Perform synthetic division again:
\[
\begin{array}{r|rrrrrr}
-2 & 1 & 5 & 10 & 10 & 5 & 2 \\
& & -2 & -6 & -8 & -4 & -2 \\
\hline
& 1 & 3 & 4 & 2 & 1 & 0 \\
\end{array}
\]
The quotient is:
\[ x^4 + 3x^3 + 4x^2 + 2x + 1 \]
#### Step 5: Solve the Quartic Polynomial
We now solve:
\[ x^4 + 3x^3 + 4x^2 + 2x + 1 = 0 \]
Notice that this polynomial can be factored as:
\[ (x^2 + x + 1)^2 = 0 \]
Thus, the roots of \( x^2 + x + 1 = 0 \) are:
\[ x = \frac{-1 \pm \sqrt{-3}}{2} = \frac{-1 \pm i\sqrt{3}}{2} \]
#### Final Roots:
The roots of the original polynomial are:
\[ x = -2, -2, \frac{-1 + i\sqrt{3}}{2}, \frac{-1 + i\sqrt{3}}{2}, \frac{-1 - i\sqrt{3}}{2}, \frac{-1 - i\sqrt{3}}{2} \]
#### Complete Factorization:
\[ (x + 2)^2 \left( x^2 + x + 1 \right)^2 \]
---
Part 2: Polynomial Equation
#### Given Polynomial:
\[ x^4 + 2x^3 - 5x^2 - 6x = 0 \]
#### Step 1: Factor Out the Greatest Common Factor (GCF)
Factor out \( x \):
\[ x(x^3 + 2x^2 - 5x - 6) = 0 \]
This gives one root:
\[ x = 0 \]
#### Step 2: Solve the Cubic Polynomial
Solve:
\[ x^3 + 2x^2 - 5x - 6 = 0 \]
Use the Rational Root Theorem.

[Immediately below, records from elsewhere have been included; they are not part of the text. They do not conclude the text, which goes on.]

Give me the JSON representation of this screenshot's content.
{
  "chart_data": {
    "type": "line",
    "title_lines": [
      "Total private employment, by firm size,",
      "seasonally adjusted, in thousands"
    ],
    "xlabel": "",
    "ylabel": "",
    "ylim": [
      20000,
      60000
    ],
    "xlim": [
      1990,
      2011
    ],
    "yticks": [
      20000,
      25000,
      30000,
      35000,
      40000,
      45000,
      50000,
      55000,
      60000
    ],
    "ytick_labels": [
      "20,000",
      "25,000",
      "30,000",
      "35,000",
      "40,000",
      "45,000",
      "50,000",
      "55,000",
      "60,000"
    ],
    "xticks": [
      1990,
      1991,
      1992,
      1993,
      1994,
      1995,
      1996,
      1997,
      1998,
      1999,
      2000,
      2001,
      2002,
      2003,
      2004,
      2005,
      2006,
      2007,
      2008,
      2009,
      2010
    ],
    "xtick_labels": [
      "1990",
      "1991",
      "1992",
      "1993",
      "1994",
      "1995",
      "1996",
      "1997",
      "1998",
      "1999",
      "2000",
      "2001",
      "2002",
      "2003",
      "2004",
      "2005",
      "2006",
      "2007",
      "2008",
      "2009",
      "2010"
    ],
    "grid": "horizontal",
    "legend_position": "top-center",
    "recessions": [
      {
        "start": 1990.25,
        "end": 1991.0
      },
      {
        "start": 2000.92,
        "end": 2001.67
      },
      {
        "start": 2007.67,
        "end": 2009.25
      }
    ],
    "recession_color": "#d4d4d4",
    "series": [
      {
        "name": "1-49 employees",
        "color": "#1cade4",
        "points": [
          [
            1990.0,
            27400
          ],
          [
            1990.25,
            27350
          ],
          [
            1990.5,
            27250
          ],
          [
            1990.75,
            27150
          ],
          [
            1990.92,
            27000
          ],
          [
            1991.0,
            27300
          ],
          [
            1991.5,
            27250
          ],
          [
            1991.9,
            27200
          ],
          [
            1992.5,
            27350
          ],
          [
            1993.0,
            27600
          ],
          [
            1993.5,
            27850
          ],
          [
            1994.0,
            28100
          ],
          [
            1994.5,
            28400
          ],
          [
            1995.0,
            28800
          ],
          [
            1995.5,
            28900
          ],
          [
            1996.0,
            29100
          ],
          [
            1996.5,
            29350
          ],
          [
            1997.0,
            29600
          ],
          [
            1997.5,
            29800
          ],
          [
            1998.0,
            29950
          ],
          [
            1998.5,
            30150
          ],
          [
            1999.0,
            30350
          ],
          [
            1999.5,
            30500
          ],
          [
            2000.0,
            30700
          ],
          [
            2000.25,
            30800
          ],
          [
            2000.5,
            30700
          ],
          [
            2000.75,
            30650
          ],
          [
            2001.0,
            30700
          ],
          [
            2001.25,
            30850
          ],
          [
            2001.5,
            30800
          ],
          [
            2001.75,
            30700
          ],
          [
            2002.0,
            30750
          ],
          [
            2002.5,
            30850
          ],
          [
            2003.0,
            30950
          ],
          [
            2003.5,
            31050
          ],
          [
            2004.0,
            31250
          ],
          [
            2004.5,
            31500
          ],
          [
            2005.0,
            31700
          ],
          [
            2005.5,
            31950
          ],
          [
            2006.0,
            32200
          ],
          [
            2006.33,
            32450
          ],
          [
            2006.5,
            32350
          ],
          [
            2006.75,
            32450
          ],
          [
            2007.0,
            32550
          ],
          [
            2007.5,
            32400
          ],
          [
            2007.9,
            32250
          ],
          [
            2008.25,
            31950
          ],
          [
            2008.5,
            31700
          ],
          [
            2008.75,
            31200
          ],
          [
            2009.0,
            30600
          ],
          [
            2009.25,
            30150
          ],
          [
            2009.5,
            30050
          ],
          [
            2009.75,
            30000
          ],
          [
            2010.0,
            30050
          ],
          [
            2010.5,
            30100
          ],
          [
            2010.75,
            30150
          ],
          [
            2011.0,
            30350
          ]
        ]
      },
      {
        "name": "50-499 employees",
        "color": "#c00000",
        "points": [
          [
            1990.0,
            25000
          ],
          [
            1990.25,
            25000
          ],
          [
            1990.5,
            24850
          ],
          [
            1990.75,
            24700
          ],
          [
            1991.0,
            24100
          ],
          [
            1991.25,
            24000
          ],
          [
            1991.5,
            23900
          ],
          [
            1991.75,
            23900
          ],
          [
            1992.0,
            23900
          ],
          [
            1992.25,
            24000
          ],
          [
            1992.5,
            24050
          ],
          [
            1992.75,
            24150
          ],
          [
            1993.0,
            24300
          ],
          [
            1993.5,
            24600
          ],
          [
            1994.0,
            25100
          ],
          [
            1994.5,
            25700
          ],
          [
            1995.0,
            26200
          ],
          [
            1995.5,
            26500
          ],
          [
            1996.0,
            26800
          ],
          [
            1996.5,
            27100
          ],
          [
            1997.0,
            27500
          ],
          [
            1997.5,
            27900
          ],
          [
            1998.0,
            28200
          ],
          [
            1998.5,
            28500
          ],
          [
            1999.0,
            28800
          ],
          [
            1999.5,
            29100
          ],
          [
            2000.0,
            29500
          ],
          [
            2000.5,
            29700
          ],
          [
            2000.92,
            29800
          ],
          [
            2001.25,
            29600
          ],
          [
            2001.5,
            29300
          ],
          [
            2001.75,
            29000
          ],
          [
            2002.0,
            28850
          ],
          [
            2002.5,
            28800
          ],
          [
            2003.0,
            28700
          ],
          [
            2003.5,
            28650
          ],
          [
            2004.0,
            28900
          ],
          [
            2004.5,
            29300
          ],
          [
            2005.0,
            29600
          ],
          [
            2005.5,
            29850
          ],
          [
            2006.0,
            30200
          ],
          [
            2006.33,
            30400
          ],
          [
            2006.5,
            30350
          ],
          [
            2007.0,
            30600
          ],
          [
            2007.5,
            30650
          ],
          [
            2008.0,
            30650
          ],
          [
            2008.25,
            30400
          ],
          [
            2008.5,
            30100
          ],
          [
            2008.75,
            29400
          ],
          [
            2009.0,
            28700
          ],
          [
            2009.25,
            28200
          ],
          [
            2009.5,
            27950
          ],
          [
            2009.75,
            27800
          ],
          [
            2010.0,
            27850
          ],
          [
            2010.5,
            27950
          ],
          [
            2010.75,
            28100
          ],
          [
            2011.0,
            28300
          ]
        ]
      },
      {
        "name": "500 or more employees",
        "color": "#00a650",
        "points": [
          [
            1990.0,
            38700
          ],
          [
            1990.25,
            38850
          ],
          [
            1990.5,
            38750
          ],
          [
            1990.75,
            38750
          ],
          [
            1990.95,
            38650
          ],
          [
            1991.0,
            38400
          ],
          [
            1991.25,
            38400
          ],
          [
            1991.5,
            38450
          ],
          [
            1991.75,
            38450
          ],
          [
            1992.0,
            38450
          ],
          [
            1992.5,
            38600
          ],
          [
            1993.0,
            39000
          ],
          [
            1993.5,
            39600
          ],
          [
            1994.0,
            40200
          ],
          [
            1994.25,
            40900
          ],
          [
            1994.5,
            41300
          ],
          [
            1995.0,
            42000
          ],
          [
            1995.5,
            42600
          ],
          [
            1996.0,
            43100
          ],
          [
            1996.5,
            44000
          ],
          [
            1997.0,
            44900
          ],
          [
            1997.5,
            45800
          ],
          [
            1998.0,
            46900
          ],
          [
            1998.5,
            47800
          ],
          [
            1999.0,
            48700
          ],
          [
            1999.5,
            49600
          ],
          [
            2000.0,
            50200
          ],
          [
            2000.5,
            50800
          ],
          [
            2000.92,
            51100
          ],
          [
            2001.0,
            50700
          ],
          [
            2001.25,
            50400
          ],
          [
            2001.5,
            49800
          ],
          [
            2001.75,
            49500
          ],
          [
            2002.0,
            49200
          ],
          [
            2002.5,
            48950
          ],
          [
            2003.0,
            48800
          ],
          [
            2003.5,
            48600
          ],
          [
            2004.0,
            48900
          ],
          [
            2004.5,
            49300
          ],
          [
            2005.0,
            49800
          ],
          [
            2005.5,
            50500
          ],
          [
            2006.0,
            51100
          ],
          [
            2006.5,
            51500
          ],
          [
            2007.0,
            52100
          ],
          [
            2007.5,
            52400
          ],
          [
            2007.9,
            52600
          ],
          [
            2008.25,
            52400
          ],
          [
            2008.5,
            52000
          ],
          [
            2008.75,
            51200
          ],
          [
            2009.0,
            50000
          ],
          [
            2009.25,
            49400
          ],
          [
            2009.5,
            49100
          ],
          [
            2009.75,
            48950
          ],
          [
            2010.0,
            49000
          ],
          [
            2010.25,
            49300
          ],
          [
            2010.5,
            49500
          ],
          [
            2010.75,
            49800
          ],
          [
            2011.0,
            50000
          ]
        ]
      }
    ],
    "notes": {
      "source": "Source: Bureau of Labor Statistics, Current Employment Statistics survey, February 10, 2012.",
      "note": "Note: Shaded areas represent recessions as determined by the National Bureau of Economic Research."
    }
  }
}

Possible rational roots are:
\[ \pm 1, \pm 2, \pm 3, \pm 6 \]
- Test \( x = -1 \):
\[
(-1)^3 + 2(-1)^2 - 5(-1) - 6 = -1 + 2 + 5 - 6 = 0
\]
\( x = -1 \) is a root.
Perform synthetic division:
\[
\begin{array}{r|rrrr}
-1 & 1 & 2 & -5 & -6 \\
& & -1 & -1 & 6 \\
\hline
& 1 & 1 & -6 & 0 \\
\end{array}
\]
The quotient is:
\[ x^2 + x - 6 \]
#### Step 3: Factor the Quadratic Polynomial
Factor:
\[ x^2 + x - 6 = (x + 3)(x - 2) \]
#### Final Roots:
The roots of the original polynomial are:
\[ x = 0, -1, -3, 2 \]
#### Complete Factorization:
\[ x(x + 1)(x + 3)(x - 2) \]
---
Final Answers:
1. For \( x^6 + 7x^5 + 20x^4 + 30x^3 + 25x^2 + 12x + 2 = 0 \):
- Roots: \( x = -2, -2, \frac{-1 + i\sqrt{3}}{2}, \frac{-1 + i\sqrt{3}}{2}, \frac{-1 - i\sqrt{3}}{2}, \frac{-1 - i\sqrt{3}}{2} \)
- Complete Factorization: \( (x + 2)^2 \left( x^2 + x + 1 \right)^2 \)
2. For \( x^4 + 2x^3 - 5x^2 - 6x = 0 \):
- Roots: \( x = 0, -1, -3, 2 \)
- Complete Factorization: \( x(x + 1)(x + 3)(x - 2) \)
Boxed Final Answer:
\[
\boxed{
\begin{aligned}
&\text{Part 1:} \\
&\text{Roots: } x = -2, -2, \frac{-1 + i\sqrt{3}}{2}, \frac{-1 + i\sqrt{3}}{2}, \frac{-1 - i\sqrt{3}}{2}, \frac{-1 - i\sqrt{3}}{2} \\
&\text{Complete Factorization: } (x + 2)^2 \left( x^2 + x + 1 \right)^2 \\
&\text{Part 2:} \\
&\text{Roots: } x = 0, -1, -3, 2 \\
&\text{Complete Factorization: } x(x + 1)(x + 3)(x - 2)
\end{aligned}
}
\]
Parent Tip: Review the logic above to help your child master the concept of rational root theorem worksheet.